Monday 7 April 2014

Growth in credit demand from industries slowed down to 12.2% in February 2014

The growth in credit demand from industries slowed down to 12.2% to 19,970 crore in the month of February as compared to 18.9% growth in the same month of previous year. Prevailing economic slowdown coupled with political uncertainty associated with an election year have made corporates reluctant to launch any greenfield projects, resulting in declining credit demand from industrial sector. Slow credit flow to industrial sector has been adversely impacting domestic banks which are now pushing retail credit to boost credit growth.
High borrowing cost and delays in environmental clearances for industrial and infrastructure projects has forced the big infrastructure players to defer their investment decisions. Indian large infrastructure companies such as HCC, Lanco and Gammon India are struggling with high debt and have restructured them to avoid loan default.
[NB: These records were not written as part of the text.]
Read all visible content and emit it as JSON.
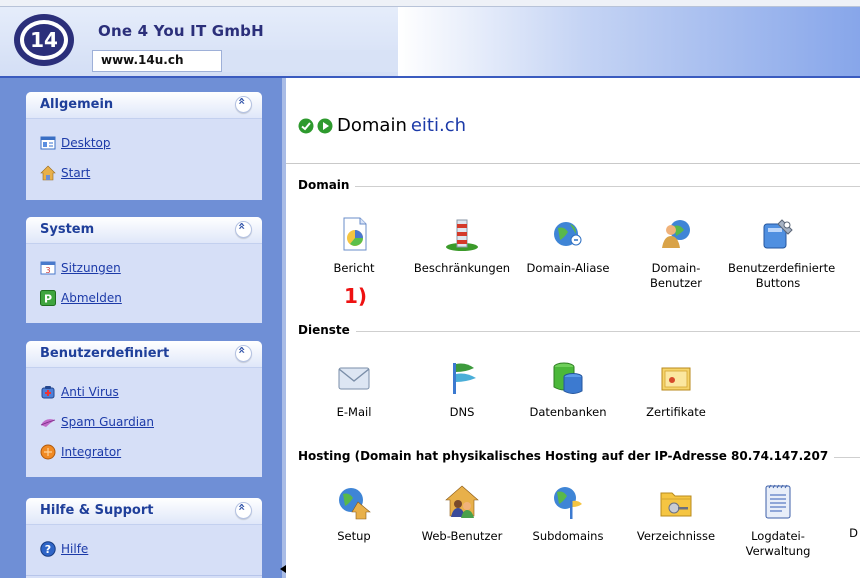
{
  "header": {
    "company": "One 4 You IT GmbH",
    "url": "www.14u.ch"
  },
  "sidebar": {
    "panels": [
      {
        "title": "Allgemein",
        "items": [
          {
            "label": "Desktop",
            "icon": "desktop-icon"
          },
          {
            "label": "Start",
            "icon": "home-icon"
          }
        ]
      },
      {
        "title": "System",
        "items": [
          {
            "label": "Sitzungen",
            "icon": "sessions-icon"
          },
          {
            "label": "Abmelden",
            "icon": "logout-icon"
          }
        ]
      },
      {
        "title": "Benutzerdefiniert",
        "items": [
          {
            "label": "Anti Virus",
            "icon": "antivirus-icon"
          },
          {
            "label": "Spam Guardian",
            "icon": "spam-guardian-icon"
          },
          {
            "label": "Integrator",
            "icon": "integrator-icon"
          }
        ]
      },
      {
        "title": "Hilfe & Support",
        "items": [
          {
            "label": "Hilfe",
            "icon": "help-icon"
          }
        ]
      }
    ]
  },
  "main": {
    "title_prefix": "Domain",
    "domain": "eiti.ch",
    "marker": "1)",
    "sections": [
      {
        "title": "Domain",
        "tools": [
          {
            "label": "Bericht",
            "icon": "report-icon"
          },
          {
            "label": "Beschränkungen",
            "icon": "limits-icon"
          },
          {
            "label": "Domain-Aliase",
            "icon": "domain-alias-icon"
          },
          {
            "label": "Domain-Benutzer",
            "icon": "domain-users-icon"
          },
          {
            "label": "Benutzerdefinierte Buttons",
            "icon": "custom-buttons-icon"
          }
        ]
      },
      {
        "title": "Dienste",
        "tools": [
          {
            "label": "E-Mail",
            "icon": "mail-icon"
          },
          {
            "label": "DNS",
            "icon": "dns-icon"
          },
          {
            "label": "Datenbanken",
            "icon": "database-icon"
          },
          {
            "label": "Zertifikate",
            "icon": "certificate-icon"
          }
        ]
      },
      {
        "title": "Hosting (Domain hat physikalisches Hosting auf der IP-Adresse 80.74.147.207",
        "tools": [
          {
            "label": "Setup",
            "icon": "setup-icon"
          },
          {
            "label": "Web-Benutzer",
            "icon": "web-users-icon"
          },
          {
            "label": "Subdomains",
            "icon": "subdomains-icon"
          },
          {
            "label": "Verzeichnisse",
            "icon": "directories-icon"
          },
          {
            "label": "Logdatei-Verwaltung",
            "icon": "log-management-icon"
          },
          {
            "label": "D",
            "icon": "cut-off-icon"
          }
        ]
      }
    ]
  }
}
The gross non-performing assets (NPAs) of banks would rise to 4.2-4.4% by March, from 4.1% reported in December 2013. Rising NPA levels have become an issue for growth of the banking industry, which is the most dominant segment of the financial sector and plays an important role in the economic development of the country. Banks help to channel savings into investments and encourage economic growth by allocating savings to investments that have potential to yield higher returns.
Meanwhile, risk appetite of industrial firms is likely to improve after the formation of new government, which could provide a boost to credit growth.